Post Traumatic Stress Injury and Emergency Responder Exhaustion Syndrome

Research shows that between 30-35% of 911 dispatchers, police officers, EMT’s and firefighters have been diagnosed with PTSD, which can range from being temporarily distressing to permanently disabling. Additionally, nearly 70% of first responders have been affected by ERES (Emergency Responder Exhaustion Syndrome), which is not triggered by any one event, but is a build-up of daily, chronic, and cumulative negative emotions that get “stuffed down” each day. In other words, nearly 100% of first responders can expect to be negatively affected in some significant way, at some point in time, by their work. It simply comes with the territory.

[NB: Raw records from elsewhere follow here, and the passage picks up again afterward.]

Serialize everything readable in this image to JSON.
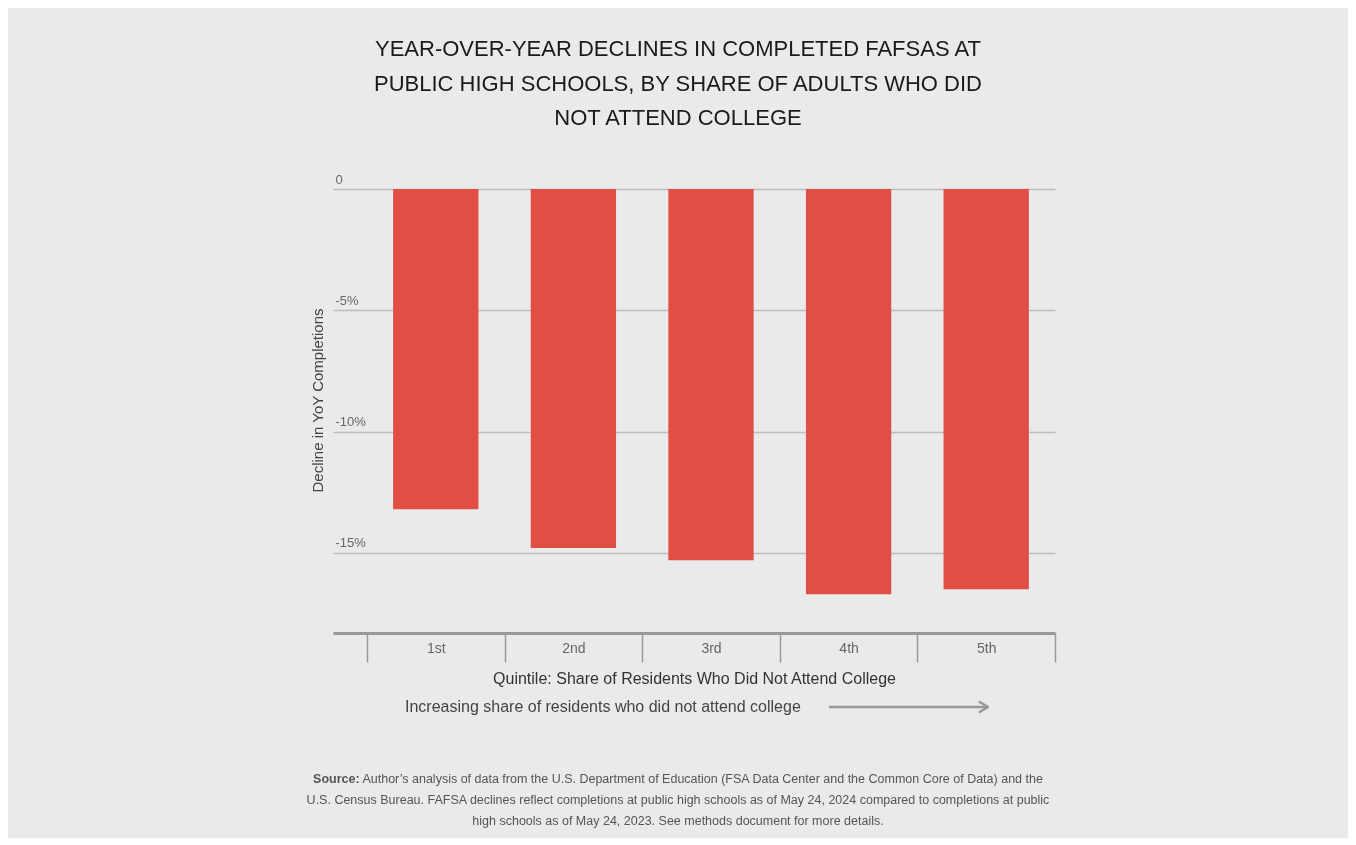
{
  "chart_data": {
    "type": "bar",
    "title": "YEAR-OVER-YEAR DECLINES IN COMPLETED FAFSAS AT PUBLIC HIGH SCHOOLS, BY SHARE OF ADULTS WHO DID NOT ATTEND COLLEGE",
    "xlabel": "Quintile: Share of Residents Who Did Not Attend College",
    "ylabel": "Decline in YoY Completions",
    "categories": [
      "1st",
      "2nd",
      "3rd",
      "4th",
      "5th"
    ],
    "values": [
      -13.2,
      -14.8,
      -15.3,
      -16.7,
      -16.5
    ],
    "color": "#e14e44",
    "ylim": [
      -18.3,
      0
    ],
    "yticks": [
      0,
      {
        "value": -5,
        "label": "-5%"
      },
      {
        "value": -10,
        "label": "-10%"
      },
      {
        "value": -15,
        "label": "-15%"
      }
    ],
    "grid": "y",
    "annotations": [
      "Increasing share of residents who did not attend college",
      "Source: Author’s analysis of data from the U.S. Department of Education (FSA Data Center and the Common Core of Data) and the U.S. Census Bureau. FAFSA declines reflect completions at public high schools as of May 24, 2024 compared to completions at public high schools as of May 24, 2023. See methods document for more details."
    ]
  }
}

Adverse effects of PTSI as well as ERES may include psychological problems, impaired job performance, marital/family problems (including domestic violence), diminished physical health, and substance abuse. It is a well-documented fact that First Responders are especially prone to: depression, alcoholism, divorce, anxiety disorders, burnout, as well as at increased risk of suicide. Additionally, adverse effects of chronic stress will not only affect you, but also your spouse or life partner, extended family, and children.

By nature of what you do, first responders are amongst the most resilient people on earth. And yet, everyone has their breaking point. Everyone has “those cases” that get behind all your defenses and end up taking up space in your head. It’s part of the human condition. First responder agencies such as law enforcement, fire departments, 911 communication centers, and emergency medical response, as well as the U.S. military, are all beginning to pay attention to the high cost of line of duty trauma and cumulative stress. Resiliency and Self Care classes and Peer Support programs are popping up all over the country. Seeking therapy is also becoming normalized; I believe that together we can end the stigma against seeking help in Emergency Responders.

Healthier Emergency Responders equal healthier communities. Together, we can be the change we want to see in the world.